- Created on Thursday, 20 September 2012 21:36
- Written by Imperial Valley News
Mexicali, Mexico - Baja cities like Tecate and Mexicali typically enjoy 350 days of sunshine a year, while the warm waters San Felipe’s Sea of Cortez stay above 60 degrees, even through the winter.
Tecate, Baja’s heart between two oceans, is home to two world-class destination spas, Rancho La Puerta, and Rancho Los Chobacanos. The often undiscovered ranch, Chobacanos, allows a flexible length of stay and keeps pre-Hispanic traditions alive with spa treatments like Temazcal, a detoxifying ancient sweat lodge treatment. This fall, the ranch will also open a fair trade farmer’s market, Pacha Mama. Visitors seeking a low-key weekend getaway may wander Tecate’s quaint open air art and food markets and sample sweet breads at El Mejor Pan.

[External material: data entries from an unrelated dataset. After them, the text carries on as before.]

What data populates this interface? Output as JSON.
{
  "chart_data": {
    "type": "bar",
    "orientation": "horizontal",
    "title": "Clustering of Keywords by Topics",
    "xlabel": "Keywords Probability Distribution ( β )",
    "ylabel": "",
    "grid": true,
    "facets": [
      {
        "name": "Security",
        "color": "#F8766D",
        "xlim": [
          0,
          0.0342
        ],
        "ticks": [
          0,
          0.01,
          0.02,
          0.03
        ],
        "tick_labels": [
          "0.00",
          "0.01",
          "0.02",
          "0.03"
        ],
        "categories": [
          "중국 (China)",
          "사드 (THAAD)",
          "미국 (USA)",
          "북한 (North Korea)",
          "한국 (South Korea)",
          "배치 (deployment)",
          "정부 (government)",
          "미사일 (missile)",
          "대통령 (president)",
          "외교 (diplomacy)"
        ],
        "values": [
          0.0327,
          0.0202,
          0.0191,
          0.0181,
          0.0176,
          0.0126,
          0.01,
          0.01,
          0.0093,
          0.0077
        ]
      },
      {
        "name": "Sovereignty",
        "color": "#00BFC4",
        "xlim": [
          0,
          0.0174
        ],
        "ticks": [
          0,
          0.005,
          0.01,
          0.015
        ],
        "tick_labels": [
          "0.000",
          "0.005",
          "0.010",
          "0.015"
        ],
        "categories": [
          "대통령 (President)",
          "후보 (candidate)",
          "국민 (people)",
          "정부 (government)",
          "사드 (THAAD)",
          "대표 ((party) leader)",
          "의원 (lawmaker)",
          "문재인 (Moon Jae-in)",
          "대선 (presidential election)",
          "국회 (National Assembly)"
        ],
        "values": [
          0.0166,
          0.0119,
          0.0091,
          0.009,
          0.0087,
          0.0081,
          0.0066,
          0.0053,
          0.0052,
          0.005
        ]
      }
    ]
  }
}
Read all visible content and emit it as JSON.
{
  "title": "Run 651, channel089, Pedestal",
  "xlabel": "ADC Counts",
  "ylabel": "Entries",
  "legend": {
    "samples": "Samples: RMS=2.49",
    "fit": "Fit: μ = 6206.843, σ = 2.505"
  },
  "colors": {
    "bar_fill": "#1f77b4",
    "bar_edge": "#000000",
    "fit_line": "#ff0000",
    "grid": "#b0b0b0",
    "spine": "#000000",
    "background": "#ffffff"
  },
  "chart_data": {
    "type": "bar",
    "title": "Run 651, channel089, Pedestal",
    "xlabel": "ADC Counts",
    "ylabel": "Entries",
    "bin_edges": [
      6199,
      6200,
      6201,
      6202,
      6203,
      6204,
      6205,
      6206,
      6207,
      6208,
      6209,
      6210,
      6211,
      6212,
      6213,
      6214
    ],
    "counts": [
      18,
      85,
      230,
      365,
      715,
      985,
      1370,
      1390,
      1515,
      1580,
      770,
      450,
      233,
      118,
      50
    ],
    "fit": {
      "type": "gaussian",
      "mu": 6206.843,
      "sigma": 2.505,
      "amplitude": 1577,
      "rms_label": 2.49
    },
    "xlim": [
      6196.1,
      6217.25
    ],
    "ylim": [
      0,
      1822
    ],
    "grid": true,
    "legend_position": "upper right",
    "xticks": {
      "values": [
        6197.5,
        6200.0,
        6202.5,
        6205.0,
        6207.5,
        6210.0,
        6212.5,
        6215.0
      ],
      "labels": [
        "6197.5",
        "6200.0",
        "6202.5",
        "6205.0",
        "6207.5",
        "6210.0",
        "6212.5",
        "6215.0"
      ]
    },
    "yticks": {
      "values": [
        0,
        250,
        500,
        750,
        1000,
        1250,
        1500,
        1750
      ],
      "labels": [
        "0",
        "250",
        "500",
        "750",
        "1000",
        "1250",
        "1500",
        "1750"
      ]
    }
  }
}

To the east of Tecate, Mexicali surprises many visitors with its abundance of Asian eateries and cosmopolitan atmosphere. Founded by a group of Mexican-American, Chinese, Indian and Japanese immigrants, Mexicali is now a melting pot of cultural fusions with more than 100 Chinese and Cantonese restaurants lining the city’s Chinatown. Visitors can choose from museums, shopping, parks, a zoo, or off-roading at Laguna Salada, Rio Hardy or La Rumorosa, a famous winding road featured in 007’s License to Kill. The region also offers prime hunting for quail, dove, ducks and much more through February.
September also marks the start of shrimp season in San Felipe, a quaint fishing village where visitors can try jumbo blue shrimp and quintessential recipes like Shrimp Costa Azul (bacon-wrapped shrimp stuffed with crab meat and cheese). The 20th annual San Felipe Shrimp Festival will celebrate this deeply engrained seafood culture in Baja’s shrimp capital on Nov. 1-4, offering cultural events, entertainment, wine and tequila tastings, a shrimp cook-off and regional folk art. Nestled where the desert meets the sea, San Felipe’s unique eco-system offers snorkeling, scuba diving, the Puertecitos Hot Springs and the thousand-year-old “Valley of the Giants,” a natural reserve forest of the world’s largest Cardon Cactus.